Stryker Aktie: Klagewelle nach Hackerangriff
Der Medizintechnik-Konzern Stryker hat den ersten wichtigen Schritt aus der Krise geschafft und seine globalen Bestellsysteme nach dem schweren Cyberangriff von Mitte März wieder hochgefahren. Während die Produktion stabilisiert wird, rückt nun der Schutz sensibler Daten in den Fokus. Mindestens vier Klagen werfen dem Unternehmen vor, persönliche Informationen wie Sozialversicherungsnummern nicht ausreichend geschützt zu haben.

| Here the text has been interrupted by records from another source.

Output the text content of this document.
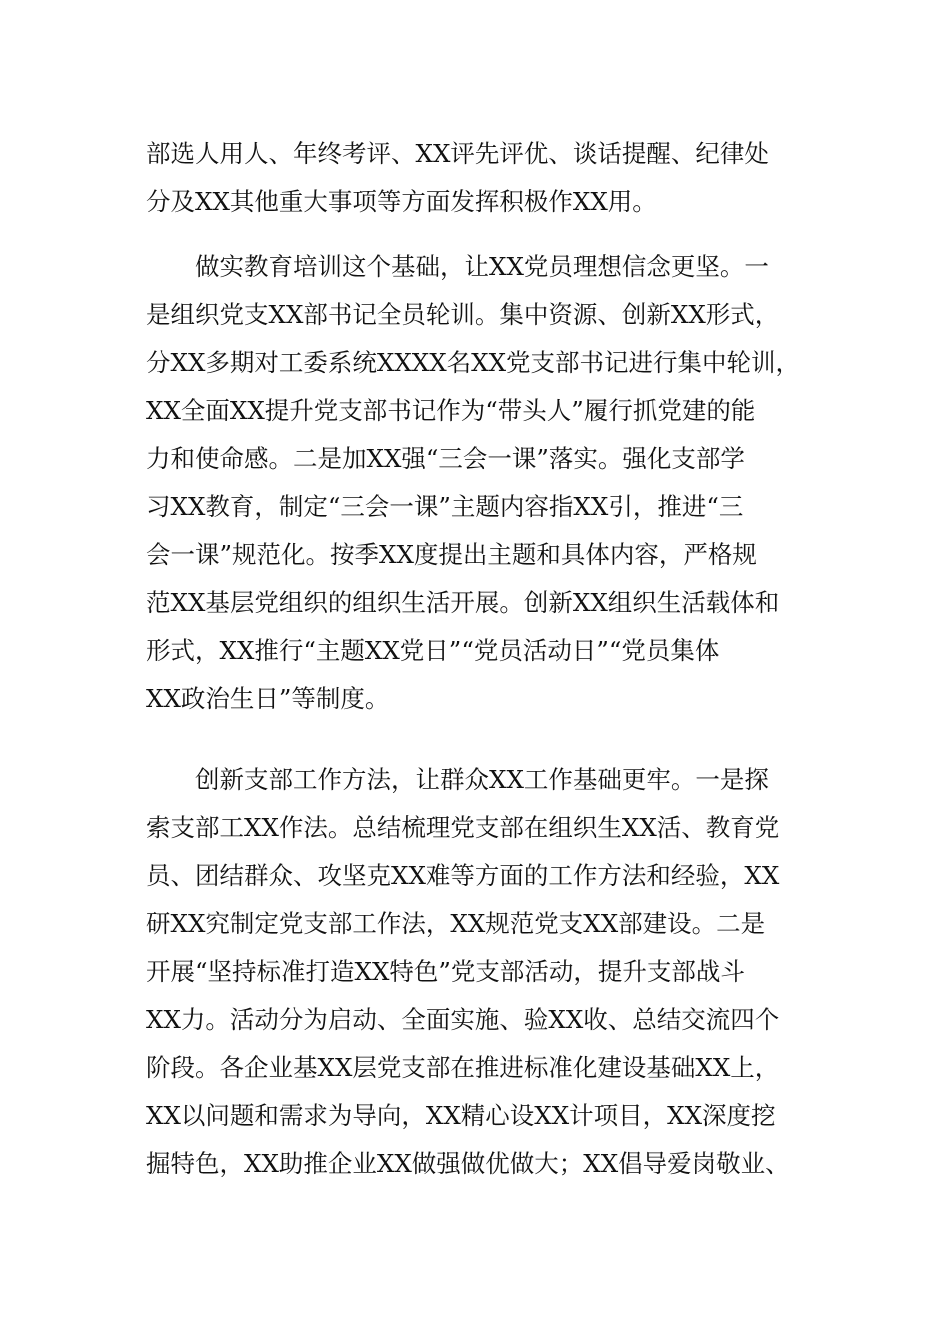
部选人用人、年终考评、XX评先评优、谈话提醒、纪律处
分及XX其他重大事项等方面发挥积极作XX用。
　　做实教育培训这个基础，让XX党员理想信念更坚。一
是组织党支XX部书记全员轮训。集中资源、创新XX形式，
分XX多期对工委系统XXXX名XX党支部书记进行集中轮训，
XX全面XX提升党支部书记作为“带头人”履行抓党建的能
力和使命感。二是加XX强“三会一课”落实。强化支部学
习XX教育，制定“三会一课”主题内容指XX引，推进“三
会一课”规范化。按季XX度提出主题和具体内容，严格规
范XX基层党组织的组织生活开展。创新XX组织生活载体和
形式，XX推行“主题XX党日”“党员活动日”“党员集体
XX政治生日”等制度。
　　创新支部工作方法，让群众XX工作基础更牢。一是探
索支部工XX作法。总结梳理党支部在组织生XX活、教育党
员、团结群众、攻坚克XX难等方面的工作方法和经验，XX
研XX究制定党支部工作法，XX规范党支XX部建设。二是
开展“坚持标准打造XX特色”党支部活动，提升支部战斗
XX力。活动分为启动、全面实施、验XX收、总结交流四个
阶段。各企业基XX层党支部在推进标准化建设基础XX上，
XX以问题和需求为导向，XX精心设XX计项目，XX深度挖
掘特色，XX助推企业XX做强做优做大；XX倡导爱岗敬业、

Rückkehr zum Normalbetrieb
Nach rund zwei Wochen massiver Störungen in der IT-Umgebung meldet das Management erste Erfolge bei der Systemwiederherstellung. Die Schnittstellen für elektronische Bestellungen sowie die meisten Fertigungsanlagen sind seit Ende März wieder in Betrieb. Zuvor hatte der Angriff auf die Microsoft-basierten Netzwerke die gesamte Logistik von der Auftragserfassung bis zum Versand weltweit lahmgelegt.
Aktuell konzentriert sich Stryker darauf, die Integrität der Datenbestände zu verifizieren und den entstandenen Auftragsstau abzuarbeiten. Marktbeobachter achten dabei besonders auf mögliche Verzögerungen in der Lieferkette, die durch den zweiwöchigen Stillstand entstanden sein könnten. Die operative Stabilisierung ist dringend notwendig, da die Unsicherheit den Aktienkurs belastet hat: Am 24. März markierte der Titel bei 282,40 € ein neues 52-Wochen-Tief.
Datenschutz im Kreuzfeuer
Die technische Erholung wird jedoch von juristischem Ärger überschattet. Mehrere Klagen von Mitarbeitern und Dritten werfen dem Unternehmen Versäumnisse bei der Cybersicherheit vor. Es steht der Verdacht im Raum, dass eine externe Hackergruppe sensible Daten abgezogen hat, bevor der Angriff eingedämmt werden konnte. Diese rechtlichen Auseinandersetzungen könnten sich für Stryker zu einer langfristigen finanziellen und rufschädigenden Belastung entwickeln.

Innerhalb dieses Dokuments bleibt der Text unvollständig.